Les chapitre A 2 et B 1 sont très clairs:
_70
Les revenus réalisés par un particulier au titre du partage de frais qui peuvent bénéficier de l'exonération s'entendent des revenus, perçus dans le cadre d'une "co-consommation", qui n'excèdent pas le montant des coûts directs engagés à l'occasion de la prestation objet du partage de frais, part du contribuable non comprise.
Cette condition relative au montant perçu doit être appréciée strictement : le montant perçu ne doit couvrir que les frais supportés à l'occasion du service rendu, à l'exclusion de tous les frais non directement imputables à la prestation en question, notamment les frais liés à l'acquisition, l'entretien ou l'utilisation personnelle du ou des bien(s), support(s) de la prestation de service partagée.
80
En outre, les frais partagés ne doivent pas inclure la part de la personne qui propose le service.

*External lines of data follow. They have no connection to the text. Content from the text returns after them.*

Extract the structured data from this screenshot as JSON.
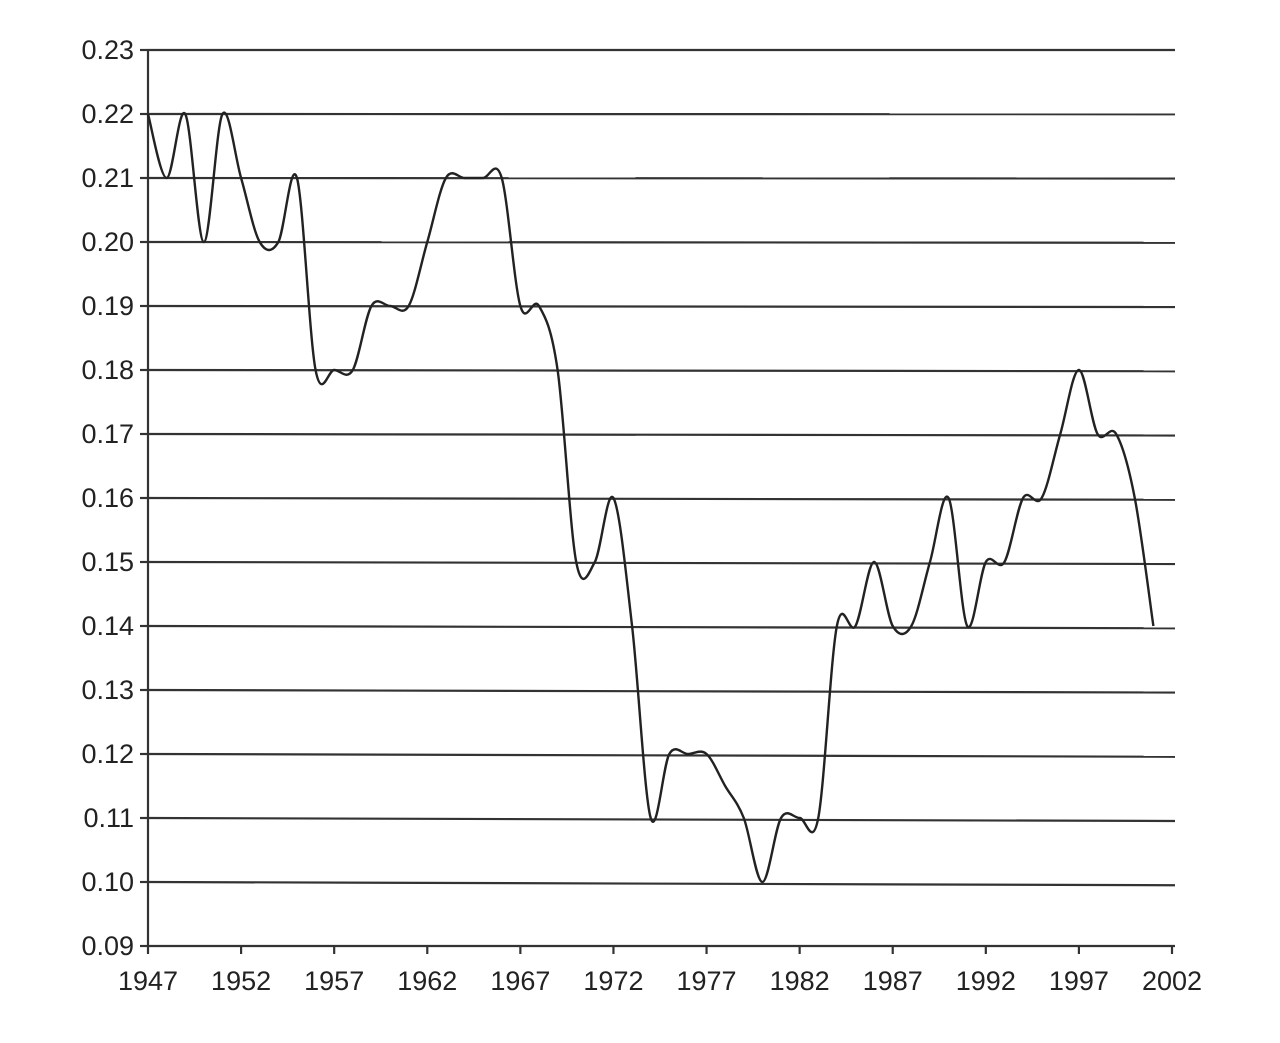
{
  "chart_data": {
    "type": "line",
    "title": "",
    "xlabel": "",
    "ylabel": "",
    "xlim": [
      1947,
      2002
    ],
    "ylim": [
      0.09,
      0.23
    ],
    "grid": "horizontal",
    "x_ticks": [
      "1947",
      "1952",
      "1957",
      "1962",
      "1967",
      "1972",
      "1977",
      "1982",
      "1987",
      "1992",
      "1997",
      "2002"
    ],
    "y_ticks": [
      "0.23",
      "0.22",
      "0.21",
      "0.20",
      "0.19",
      "0.18",
      "0.17",
      "0.16",
      "0.15",
      "0.14",
      "0.13",
      "0.12",
      "0.11",
      "0.10",
      "0.09"
    ],
    "series": [
      {
        "x": [
          1947,
          1948,
          1949,
          1950,
          1951,
          1952,
          1953,
          1954,
          1955,
          1956,
          1957,
          1958,
          1959,
          1960,
          1961,
          1962,
          1963,
          1964,
          1965,
          1966,
          1967,
          1968,
          1969,
          1970,
          1971,
          1972,
          1973,
          1974,
          1975,
          1976,
          1977,
          1978,
          1979,
          1980,
          1981,
          1982,
          1983,
          1984,
          1985,
          1986,
          1987,
          1988,
          1989,
          1990,
          1991,
          1992,
          1993,
          1994,
          1995,
          1996,
          1997,
          1998,
          1999,
          2000,
          2001
        ],
        "values": [
          0.22,
          0.21,
          0.22,
          0.2,
          0.22,
          0.21,
          0.2,
          0.2,
          0.21,
          0.18,
          0.18,
          0.18,
          0.19,
          0.19,
          0.19,
          0.2,
          0.21,
          0.21,
          0.21,
          0.21,
          0.19,
          0.19,
          0.18,
          0.15,
          0.15,
          0.16,
          0.14,
          0.11,
          0.12,
          0.12,
          0.12,
          0.115,
          0.11,
          0.1,
          0.11,
          0.11,
          0.11,
          0.14,
          0.14,
          0.15,
          0.14,
          0.14,
          0.15,
          0.16,
          0.14,
          0.15,
          0.15,
          0.16,
          0.16,
          0.17,
          0.18,
          0.17,
          0.17,
          0.16,
          0.14
        ],
        "color": "#222222"
      }
    ]
  }
}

En effet, les notions de partage de frais et de "co-consommation" supposent que cette personne supporte personnellement sa propre quote-part de frais et ne bénéficie d'aucune forme de rémunération, directe ou indirecte, au titre de la prestation qu'il rend et dont il bénéficie en même temps. En d'autres termes, le contribuable qui propose une prestation dont il partage les frais compte pour une personne dans le calcul des frais à partager.
Lorsque le revenu réalisé excède le montant du partage de frais, il est imposable au premier euro.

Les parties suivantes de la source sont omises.